# Absolutes & Floral Wax



## jblaney (Feb 27, 2013)

I ordered and received some absolutes & floral wax from Camden-Grey.   I was thinking of putting them in lotion, but I can't find any instructions on how much to use, how to use them and what blends to use.
I have the following:

Vanilla Absolute - Smells nice
Jasmine Absolute - Smells very good
TuberoseFloral Wax - It's nice, but not exactly like the flower.   A mix of the flower and stems maybe.


Rose otto, Maldova Essential Oil - Smells horrible, like it's gone bad.  Won't be using.  Has anyone smelled this before?  It's really horrible stuff.

I just don't want to waste them and would appreciate any advice.  I've looked all over the web and can't find any real specific instructions.


----------



## AlchemyandAshes (Feb 27, 2013)

I've used Camden Grey floral waxes in body butters. My first attempt was Tuberose, which I melted by itself and added it to melted Cocoa Butter and Almond oil, let it all cool, then whipped it in a stand mixer. The floral wax didn't incorporate well and left tiny bits of Tuberose wax in the final product. It looked like teeny tiny speckles. Not a huge problem, but not perfectly smooth either.
The next time I attempted it, I melted Jasmine Sambac floral wax WITH the Cocoa Butter, added Almond Oil and whipped...and it was perfectly smooth! So the trick is to melt the wax with another oil to avoid graininess. I think someone on this forum suggested that to me and it worked like a charm.


----------



## jblaney (Feb 27, 2013)

Shawnee - Thanks for the information on how to use the wax in a body butter.  If I decide to make body butter, I will do it this way.  

I wanted to make this for my mom and she expressed an interest in a cream this time.  I'm not sure how to incorporate the wax.   I guess I could replace some of the wax in the recipe.   

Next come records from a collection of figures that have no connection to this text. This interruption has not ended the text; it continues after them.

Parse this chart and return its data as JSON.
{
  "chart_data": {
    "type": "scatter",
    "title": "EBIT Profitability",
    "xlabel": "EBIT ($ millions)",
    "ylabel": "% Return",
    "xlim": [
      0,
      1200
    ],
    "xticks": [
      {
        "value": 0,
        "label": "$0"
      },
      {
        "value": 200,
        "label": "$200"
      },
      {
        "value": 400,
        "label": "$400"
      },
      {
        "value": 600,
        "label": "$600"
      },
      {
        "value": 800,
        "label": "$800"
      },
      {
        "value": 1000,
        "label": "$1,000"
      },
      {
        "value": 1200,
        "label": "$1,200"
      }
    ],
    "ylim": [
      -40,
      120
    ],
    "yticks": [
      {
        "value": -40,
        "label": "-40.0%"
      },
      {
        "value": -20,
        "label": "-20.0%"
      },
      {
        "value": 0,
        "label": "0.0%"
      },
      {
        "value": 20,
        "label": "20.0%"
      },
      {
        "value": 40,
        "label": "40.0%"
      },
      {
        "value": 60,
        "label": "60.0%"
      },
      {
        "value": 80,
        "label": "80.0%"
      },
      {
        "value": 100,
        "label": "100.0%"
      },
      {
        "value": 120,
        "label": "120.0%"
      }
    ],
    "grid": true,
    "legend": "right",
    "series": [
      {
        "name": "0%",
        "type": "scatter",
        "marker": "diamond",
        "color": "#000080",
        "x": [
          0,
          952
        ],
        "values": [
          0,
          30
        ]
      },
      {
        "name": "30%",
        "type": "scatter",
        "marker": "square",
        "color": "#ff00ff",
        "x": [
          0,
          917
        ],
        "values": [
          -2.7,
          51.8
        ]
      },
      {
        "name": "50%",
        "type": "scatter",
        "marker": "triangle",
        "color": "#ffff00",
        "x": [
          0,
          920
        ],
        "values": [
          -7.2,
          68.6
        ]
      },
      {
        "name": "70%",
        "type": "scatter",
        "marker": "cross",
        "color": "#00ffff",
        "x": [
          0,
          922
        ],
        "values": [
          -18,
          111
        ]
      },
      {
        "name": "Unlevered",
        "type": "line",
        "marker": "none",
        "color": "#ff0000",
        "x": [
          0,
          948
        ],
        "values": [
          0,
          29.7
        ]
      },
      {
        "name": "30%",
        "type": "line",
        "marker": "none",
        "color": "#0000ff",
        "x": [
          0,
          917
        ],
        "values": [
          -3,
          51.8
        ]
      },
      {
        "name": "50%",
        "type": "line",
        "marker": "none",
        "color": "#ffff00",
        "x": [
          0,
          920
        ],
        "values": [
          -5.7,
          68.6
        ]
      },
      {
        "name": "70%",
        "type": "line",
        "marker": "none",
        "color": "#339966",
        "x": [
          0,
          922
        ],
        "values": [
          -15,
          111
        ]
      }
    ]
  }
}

I'm off to make a jasmine, vanilla & sandalwood cream.  Wish me luck!


----------



## AlchemyandAshes (Feb 28, 2013)

I read an article (can't find it now, but will post if I can find it) that you use it at the same rate as you would an EO...so if you would use 1/2 oz EO, you use 1/2 oz floral wax. I used about 1/2 oz in a 2 lb batch of body butter (2 lb of butter/oil). It didn't fragrance it as much as an EO, but only faintly.
I'm going to make solid perfume with the rest of what I have left. I'll let you know how that goes.


----------



## AlchemyandAshes (Feb 28, 2013)

Oh, and I guess I could have expanded a little on use...you could (as you suspect) sub out some of the wax in your cream formula for the floral wax. With the absolutes, use them as you would an EO but in MUCH smaller amounts


----------



## hawaiianskincare (Mar 5, 2020)

jblaney said:


> Shawnee - Thanks for the information on how to use the wax in a body butter.  If I decide to make body butter, I will do it this way.
> 
> I wanted to make this for my mom and she expressed an interest in a cream this time.  I'm not sure how to incorporate the wax.   I guess I could replace some of the wax in the recipe.
> 
> I'm off to make a jasmine, vanilla & sandalwood cream.  Wish me luck!




In a lotion or cream it would be best to use 5% into your formula.


----------